In die Studie wurden 790 Patienten mit operiertem primärem Nierenzellkarzinom eingeschlossen. Die Patienten wurden randomisiert und erhielten entweder die Kombination des PD-L1-Inhibitors Durvalumab (Imfinzi) und des CTLA-4-Inhibitors Tremelimumab (Imjudo), eine Durvalumab-Monotherapie oder eine aktive Überwachung. Die 3-Jahres-Rate für das krankheitsfreie Überleben betrug 80 % in der Kombinationsgruppe, 78 % in der Durvalumab-Monotherapiegruppe und 72 % in der Gruppe der aktiven Überwachung.
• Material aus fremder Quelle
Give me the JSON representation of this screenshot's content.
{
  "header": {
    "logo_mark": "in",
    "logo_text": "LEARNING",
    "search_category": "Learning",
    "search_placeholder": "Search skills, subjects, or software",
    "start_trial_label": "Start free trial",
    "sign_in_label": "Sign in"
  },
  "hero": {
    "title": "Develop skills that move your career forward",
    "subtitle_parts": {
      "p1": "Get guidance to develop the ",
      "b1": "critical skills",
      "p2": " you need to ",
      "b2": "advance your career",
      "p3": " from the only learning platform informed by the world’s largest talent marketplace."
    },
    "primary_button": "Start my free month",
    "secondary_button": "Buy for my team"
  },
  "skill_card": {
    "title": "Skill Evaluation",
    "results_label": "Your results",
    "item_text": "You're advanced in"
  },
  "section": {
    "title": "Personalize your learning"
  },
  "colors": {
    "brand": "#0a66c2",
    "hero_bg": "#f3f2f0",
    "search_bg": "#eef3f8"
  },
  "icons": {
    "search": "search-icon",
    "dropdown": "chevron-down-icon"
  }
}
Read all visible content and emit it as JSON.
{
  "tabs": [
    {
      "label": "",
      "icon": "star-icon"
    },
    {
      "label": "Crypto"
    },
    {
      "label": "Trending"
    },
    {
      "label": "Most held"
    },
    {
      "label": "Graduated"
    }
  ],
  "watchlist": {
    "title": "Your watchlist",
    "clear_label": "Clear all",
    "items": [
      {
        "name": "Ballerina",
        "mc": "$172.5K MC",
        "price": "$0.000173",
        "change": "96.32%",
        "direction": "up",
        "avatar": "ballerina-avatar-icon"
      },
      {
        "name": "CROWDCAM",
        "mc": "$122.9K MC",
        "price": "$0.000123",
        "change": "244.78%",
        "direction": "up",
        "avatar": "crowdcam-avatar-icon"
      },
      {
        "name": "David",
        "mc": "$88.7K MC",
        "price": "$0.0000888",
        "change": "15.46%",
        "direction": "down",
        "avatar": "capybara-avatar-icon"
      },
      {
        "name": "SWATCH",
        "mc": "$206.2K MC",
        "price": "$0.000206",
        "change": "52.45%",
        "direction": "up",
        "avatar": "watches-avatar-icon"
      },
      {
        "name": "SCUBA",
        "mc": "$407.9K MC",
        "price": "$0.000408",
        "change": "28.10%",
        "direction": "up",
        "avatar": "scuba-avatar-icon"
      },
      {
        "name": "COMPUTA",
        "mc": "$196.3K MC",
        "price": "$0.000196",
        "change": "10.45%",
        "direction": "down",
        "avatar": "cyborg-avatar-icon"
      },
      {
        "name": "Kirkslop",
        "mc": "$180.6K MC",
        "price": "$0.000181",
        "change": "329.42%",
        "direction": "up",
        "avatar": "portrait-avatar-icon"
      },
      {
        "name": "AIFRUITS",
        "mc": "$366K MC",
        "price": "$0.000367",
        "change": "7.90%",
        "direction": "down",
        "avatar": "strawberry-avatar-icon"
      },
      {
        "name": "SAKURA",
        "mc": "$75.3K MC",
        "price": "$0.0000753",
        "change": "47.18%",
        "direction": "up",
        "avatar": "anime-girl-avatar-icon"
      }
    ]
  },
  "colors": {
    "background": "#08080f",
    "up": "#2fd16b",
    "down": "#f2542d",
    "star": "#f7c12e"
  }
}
Für den Vergleich der Kombination versus aktive Überwachung lag die Hazard Ratio bei 0,65, was statistisch signifikant war. Für den Vergleich der Durvalumab-Monotherapie versus aktive Überwachung lag die Hazard Ratio bei 0,74 mit einem Konfidenzintervall, das 1 überkreuzte, was auf keinen statistisch signifikanten Vorteil hindeutet. Bei einer Stratifizierung nach Risiko schien der Nutzen des Kombinationsarms von Patienten mit Hochrisiko-Erkrankung zu herrühren (Hazard Ratio 0,52), während die intermediäre Risikogruppe eine nicht signifikante Hazard Ratio von 1,19 aufwies.
Diese Ergebnisse stehen im Kontrast zu historischen Daten für andere Wirkstoffe im adjuvanten Setting, wie zum Beispiel Pembrolizumab. Die Forscher weisen darauf hin, dass zwar klinische Studiendaten eine Grundlage für Therapieentscheidungen bilden, jedoch in der Praxis Faktoren wie Begleiterkrankungen, Allgemeinzustand und das Gesamttumorausmaß oft die Therapieauswahl beim Nierenzellkarzinom bestimmen. Auch Verträglichkeit, potenzielle Toxizitäten und Patientenpräferenzen können die Therapieauswahl beeinflussen.